We will then return to something more familiar: the faith we share in the words of the Apostles Creed. Whatever we disagree on, we can agree on the truth of God, the Father Almighty; Jesus Christ, God’s only Son, our Lord; and the Holy Spirit.

We will then have an extended rite of confession and forgiveness. Together we will confess the sins we have committed that have contributed to the conflict, for none of us are completely innocent. And I will invite you to commit to forgiving those who have sinned against you. As I said yesterday, forgiveness is not just for their sake but for our own. We cannot move on, we cannot really feel God’s forgiveness without striving to forgive one another.

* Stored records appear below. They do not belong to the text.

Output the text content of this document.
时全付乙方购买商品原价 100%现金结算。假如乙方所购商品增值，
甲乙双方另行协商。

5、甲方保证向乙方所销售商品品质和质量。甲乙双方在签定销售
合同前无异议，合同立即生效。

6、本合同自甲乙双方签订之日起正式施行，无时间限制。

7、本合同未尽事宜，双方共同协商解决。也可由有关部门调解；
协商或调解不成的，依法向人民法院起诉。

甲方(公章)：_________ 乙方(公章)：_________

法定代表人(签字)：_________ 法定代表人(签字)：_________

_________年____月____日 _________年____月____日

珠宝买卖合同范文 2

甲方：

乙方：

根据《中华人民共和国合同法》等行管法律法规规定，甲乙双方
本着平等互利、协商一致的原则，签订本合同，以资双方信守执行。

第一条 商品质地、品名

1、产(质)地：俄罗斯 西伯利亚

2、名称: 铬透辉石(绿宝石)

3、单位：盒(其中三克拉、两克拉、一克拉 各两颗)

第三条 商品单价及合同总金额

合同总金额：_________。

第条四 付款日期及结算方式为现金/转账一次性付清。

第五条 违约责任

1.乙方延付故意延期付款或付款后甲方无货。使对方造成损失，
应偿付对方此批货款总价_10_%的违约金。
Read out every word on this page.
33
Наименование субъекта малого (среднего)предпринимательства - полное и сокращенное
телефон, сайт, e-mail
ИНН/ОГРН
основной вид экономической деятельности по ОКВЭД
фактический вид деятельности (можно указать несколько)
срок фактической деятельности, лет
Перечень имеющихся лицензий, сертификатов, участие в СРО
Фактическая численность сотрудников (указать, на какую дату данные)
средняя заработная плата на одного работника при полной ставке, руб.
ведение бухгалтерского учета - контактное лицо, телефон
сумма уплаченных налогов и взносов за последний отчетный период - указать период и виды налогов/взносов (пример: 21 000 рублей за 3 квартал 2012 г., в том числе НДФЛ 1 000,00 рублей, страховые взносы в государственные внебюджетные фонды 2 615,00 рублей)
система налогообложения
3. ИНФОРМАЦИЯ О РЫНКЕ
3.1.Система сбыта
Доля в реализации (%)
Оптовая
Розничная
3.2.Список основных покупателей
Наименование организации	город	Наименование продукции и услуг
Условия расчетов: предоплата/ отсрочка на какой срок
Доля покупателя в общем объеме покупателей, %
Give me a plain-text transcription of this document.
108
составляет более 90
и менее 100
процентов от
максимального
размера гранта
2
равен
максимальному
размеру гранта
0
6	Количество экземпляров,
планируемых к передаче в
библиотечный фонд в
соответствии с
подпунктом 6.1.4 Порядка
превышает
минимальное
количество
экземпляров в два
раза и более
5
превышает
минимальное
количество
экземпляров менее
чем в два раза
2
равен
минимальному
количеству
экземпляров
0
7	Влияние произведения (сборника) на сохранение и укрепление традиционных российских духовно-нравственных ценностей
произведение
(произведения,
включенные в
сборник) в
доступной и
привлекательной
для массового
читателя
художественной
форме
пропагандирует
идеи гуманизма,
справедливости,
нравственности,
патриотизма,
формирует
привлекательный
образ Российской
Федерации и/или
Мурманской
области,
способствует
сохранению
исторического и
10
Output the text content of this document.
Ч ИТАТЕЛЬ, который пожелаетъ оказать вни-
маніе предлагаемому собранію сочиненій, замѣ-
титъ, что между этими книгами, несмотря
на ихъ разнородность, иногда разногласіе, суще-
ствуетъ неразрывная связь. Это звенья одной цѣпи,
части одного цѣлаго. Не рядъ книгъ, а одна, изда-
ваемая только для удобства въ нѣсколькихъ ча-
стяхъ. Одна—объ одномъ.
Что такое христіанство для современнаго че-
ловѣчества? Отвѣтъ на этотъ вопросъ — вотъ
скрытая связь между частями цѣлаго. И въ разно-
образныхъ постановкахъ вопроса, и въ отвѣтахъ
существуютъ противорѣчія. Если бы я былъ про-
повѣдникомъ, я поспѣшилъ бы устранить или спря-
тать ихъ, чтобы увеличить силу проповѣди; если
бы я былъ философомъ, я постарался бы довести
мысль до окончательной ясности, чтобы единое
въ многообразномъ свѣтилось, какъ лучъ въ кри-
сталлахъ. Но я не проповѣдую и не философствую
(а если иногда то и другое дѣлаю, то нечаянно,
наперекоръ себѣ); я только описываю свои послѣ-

I will then invite you forward to receive anointing with oil. Typically, when I anoint you, it’s on your forehead. Tonight, it will be on your hands, because the focus tonight is not individual healing, but on communal healing ,being reconciled to one another. I will make the sign of the cross on your hands with the words, “Christ has forgiven you. Go, forgive others as he has forgiven you.” And with our hands still moist, we will share the peace.

And then we will do what we do so frequently. We will receive again grace and forgiveness through Christ’s body and blood, and we will receive again the calling to out to share that grace with one another.

Finally, we will leave singing the hymn “In Christ Called to Baptize.” We will leave here filled with grace, inspired by words like these:

Unite us, anoint us, O Spirit of love,
for you are within us, around us, above.
Equip us for service with gifts you bestow.
In Christ is our calling, in Christ may we grow.

And we will leave tonight not fixed. Not perfect. Not sinless. But strengthened. Nourished. Hopeful. Patient. Ready.